To the geniuses.?

Question

Put this in two equations:
Pure salt was added to a 10% saline solution to produce 9cc of 20% saline solution. How much of each ingredient was used?

Answer 1

First, in a problem like this, you want to understand the problem:
Let x = amount of pure salt. Since the total solution is 9 cc, the amount of 10% saline solution added has to be (9 - x).

~100% Pure Salt ~
(A) x --- Number of cc's of solution
(B) 100% --- Percent pure salt
(C) 1.00(x) --- Number of cc's of pure salt

~10% Saline Solution~
(A) (9 - x) --- Number of cc's of solution
(B) 10% --- Percent of pure salt
(C) 0.10(9 - x) --- Number of cc's of pure salt

~Final 20% Solution~
(A) 9 --- Number of cc's of solution
(B) 20% --- Percent of pure salt
(C) 0.20(9) --- Number of cc's of pure salt

In the three "charts" above, (C) is obtained by multiplying the amount (A) by the percentage (B). So, using or (C) values:
1.00(X) + 0.10(9 - x) = 0.20(9) --- Multiply through...
x + 0.90 - 0.10(x) = 1.80 --- Combine like terms...
0.90x + 0.90 = 1.80 --- Subtract 0.90 from both sides...
0.90x = 0.90 --- Divide both sides by 0.90...
x = 1

If x = 1, then (9 - x) = 8. Thus, you need 1 cc of pure salt and 8 cc's of 10% saline solution to produce 9 cc's of 20% saline solution.

Answer 2

Well i'm not a genius but i'll trie :
x + 10/100 y = 9 + 20/100 y ( , the thing that i don't understand is
it 20% of 9 cc or out of 20% produced 9cc of saline solution )
In order of x :
( x - salt )
x + 10/100y = 9 + 20/100y
--------------------------------------------------------------------------
if 20 % is to 9 cc , 100 % is to X
X = 100 mulltipied by 9 and the result of that divided by 20
X = 900 / 20
X = 45
, and the same with the other ,
if 100% is to 45 cc , 10% is to Y
Y : 10 multiplied by 45 and the result of that divided by 100
Y : 450/100
Y : 4.5

Now , to find the salt is :
x = 9 + 45 + 4.5 or 450/100
100x = 900 + 4500 + 450
100x = 5850
x = 5850/100
x = 58.5 cc

Resume : There was 45 cc ( 10% is 4.5 cc and 20% is 9 cc ) of saline solution and 58.5 of salt .

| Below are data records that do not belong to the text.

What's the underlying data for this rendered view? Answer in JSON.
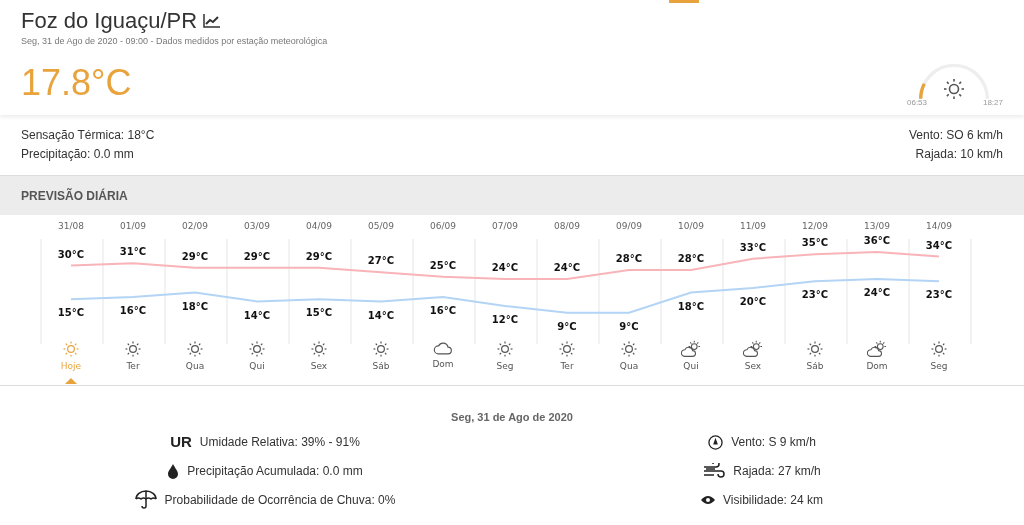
{
  "header": {
    "city": "Foz do Iguaçu/PR",
    "subtitle": "Seg, 31 de Ago de 2020 - 09:00 - Dados medidos por estação meteorológica",
    "temperature": "17.8°C",
    "sun": {
      "level": 0.15,
      "sunrise": "06:53",
      "sunset": "18:27"
    }
  },
  "conditions": {
    "left": [
      "Sensação Térmica: 18°C",
      "Precipitação: 0.0 mm"
    ],
    "right": [
      "Vento: SO 6 km/h",
      "Rajada: 10 km/h"
    ]
  },
  "section_title": "PREVISÃO DIÁRIA",
  "days": [
    {
      "weekday": "Hoje",
      "kind": "sun",
      "selected": true
    },
    {
      "weekday": "Ter",
      "kind": "sun",
      "selected": false
    },
    {
      "weekday": "Qua",
      "kind": "sun",
      "selected": false
    },
    {
      "weekday": "Qui",
      "kind": "sun",
      "selected": false
    },
    {
      "weekday": "Sex",
      "kind": "sun",
      "selected": false
    },
    {
      "weekday": "Sáb",
      "kind": "sun",
      "selected": false
    },
    {
      "weekday": "Dom",
      "kind": "cloud",
      "selected": false
    },
    {
      "weekday": "Seg",
      "kind": "sun",
      "selected": false
    },
    {
      "weekday": "Ter",
      "kind": "sun",
      "selected": false
    },
    {
      "weekday": "Qua",
      "kind": "sun",
      "selected": false
    },
    {
      "weekday": "Qui",
      "kind": "sun-cloud",
      "selected": false
    },
    {
      "weekday": "Sex",
      "kind": "sun-cloud",
      "selected": false
    },
    {
      "weekday": "Sáb",
      "kind": "sun",
      "selected": false
    },
    {
      "weekday": "Dom",
      "kind": "sun-cloud",
      "selected": false
    },
    {
      "weekday": "Seg",
      "kind": "sun",
      "selected": false
    }
  ],
  "chart_data": {
    "type": "line",
    "categories": [
      "31/08",
      "01/09",
      "02/09",
      "03/09",
      "04/09",
      "05/09",
      "06/09",
      "07/09",
      "08/09",
      "09/09",
      "10/09",
      "11/09",
      "12/09",
      "13/09",
      "14/09"
    ],
    "data_labels": true,
    "series": [
      {
        "color": "#f8b4b8",
        "values": [
          30,
          31,
          29,
          29,
          29,
          27,
          25,
          24,
          24,
          28,
          28,
          33,
          35,
          36,
          34
        ],
        "value_labels": [
          "30°C",
          "31°C",
          "29°C",
          "29°C",
          "29°C",
          "27°C",
          "25°C",
          "24°C",
          "24°C",
          "28°C",
          "28°C",
          "33°C",
          "35°C",
          "36°C",
          "34°C"
        ]
      },
      {
        "color": "#b3d4f5",
        "values": [
          15,
          16,
          18,
          14,
          15,
          14,
          16,
          12,
          9,
          9,
          18,
          20,
          23,
          24,
          23
        ],
        "value_labels": [
          "15°C",
          "16°C",
          "18°C",
          "14°C",
          "15°C",
          "14°C",
          "16°C",
          "12°C",
          "9°C",
          "9°C",
          "18°C",
          "20°C",
          "23°C",
          "24°C",
          "23°C"
        ]
      }
    ]
  },
  "details": {
    "date": "Seg, 31 de Ago de 2020",
    "left": [
      {
        "kind": "humidity",
        "label": "UR",
        "text": "Umidade Relativa: 39% - 91%"
      },
      {
        "kind": "drop",
        "text": "Precipitação Acumulada: 0.0 mm"
      },
      {
        "kind": "umbrella",
        "text": "Probabilidade de Ocorrência de Chuva: 0%"
      }
    ],
    "right": [
      {
        "kind": "compass",
        "text": "Vento: S 9 km/h"
      },
      {
        "kind": "wind",
        "text": "Rajada: 27 km/h"
      },
      {
        "kind": "eye",
        "text": "Visibilidade: 24 km"
      }
    ]
  }
}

I think that i am wrong , no let me rephrase that , i know that i am wrong but what the hell !!!

Answer 3

If you add salt to a volume of saline, then theoretically,
the volume of salt added needs to be taken into account,
as it most likely will increase the total volume, although
I think there may be substances that actually decrease
the volume. I'm not sure of that, but for practical purposes,
the volume of a salt added is not usually taken into account
because the amount added is generally small enough not to
make too much difference to the final concentration.
So for this exercise, I'll keep it simple.

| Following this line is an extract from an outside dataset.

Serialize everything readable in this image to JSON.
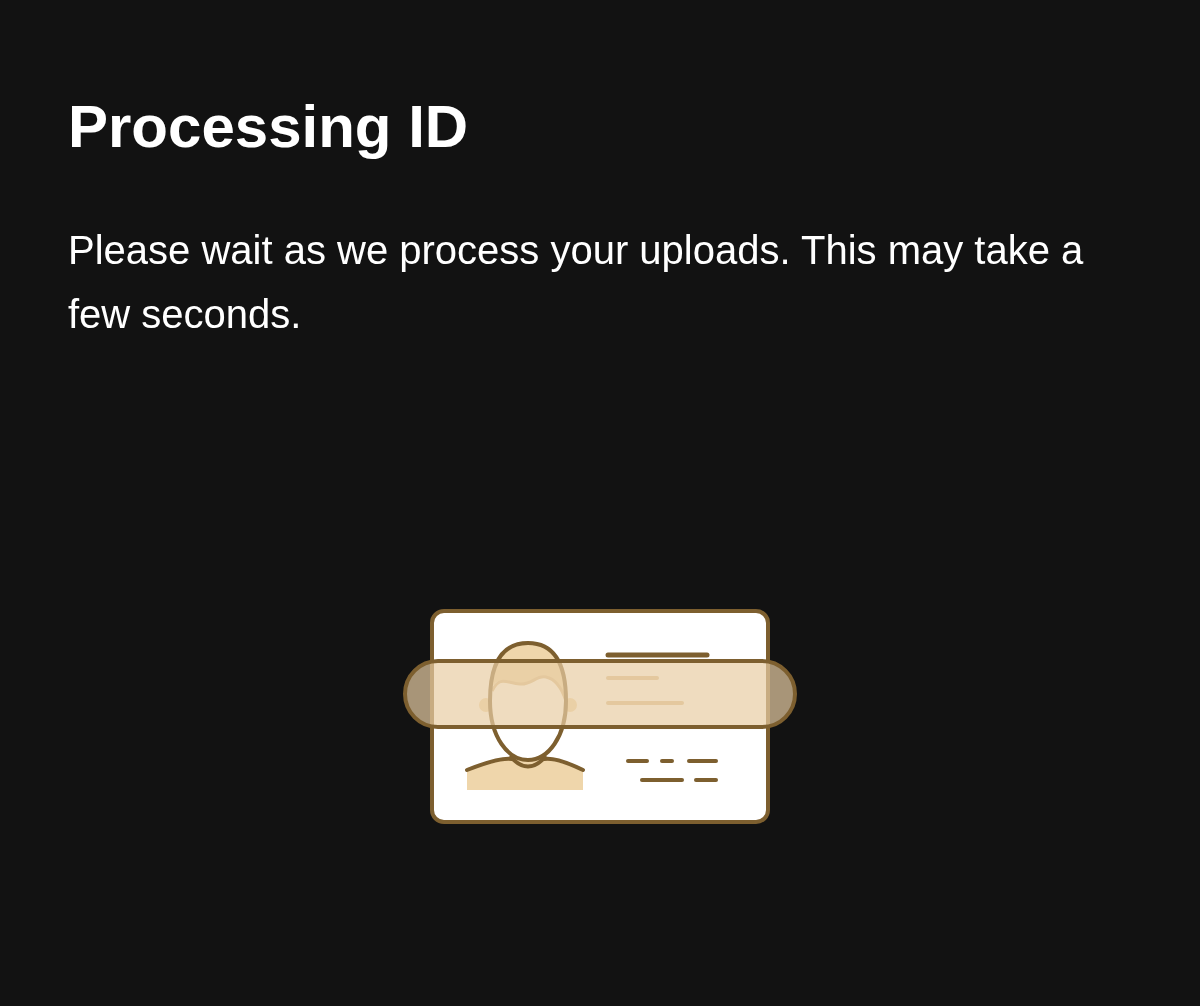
{
  "title": "Processing ID",
  "message": "Please wait as we process your uploads. This may take a few seconds."
}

10% saline is 10 grams of salt made up to a 100 cc with water.
So how much salt is required for 9 cc of water?
The equation for this is : N = 9 * 10 / 100 = 0.9 grams
So the 10% saline is 0.9 grams of salt made up to 9 cc with water.

Now if we add M grams of salt to this solution, the final
concentration of salt will be : (0.9 + M) / 9 = 20% = 20 / 100.

Cross-multiplying that equation gives :
(0.9 + M) * 100 = 9 * 20
90 + 100M = 180
100M = 90
M = 0.9 grams

In summary, to get 9 cc of 20% solution,
add 0.9 grams of salt to 9 cc of 10% saline.

Answer 4

I'm doing this using w to represent water and s to represent the amount of salt that was _added_, not the total amount of salt in the solution. (You can easily go back and figure the total salt once you solve for either of the other variables.)
w = .9 (9 - s)
.1 (9-s) + s = .2 (9)

Solving goes as follows:
.9 -.1s + s = 1.8
.9s = .9
s = 1

So, 1cc of salt was added.
Solving for w, we get:
w = .9 (9 - 1)
w = .9 (8)
w = 7.2

Thus, there was originally 7.2 cc of water and .8 cc of salt (10% salinity. After 1 cc of salt was added, you have 1.8 cc of salt with the same 7.2 cc water (20%).

Answer 5

It's kind of tricky because the salt will increase the density & volume.
9cc @ 10% contains about 1 g of salt. Off hand I don't know the density of a 10% salt solution. You can look it up in many places. 20% wil ne about 2g. If you have the density of 10% & 20% brines, I can give you an exact answer.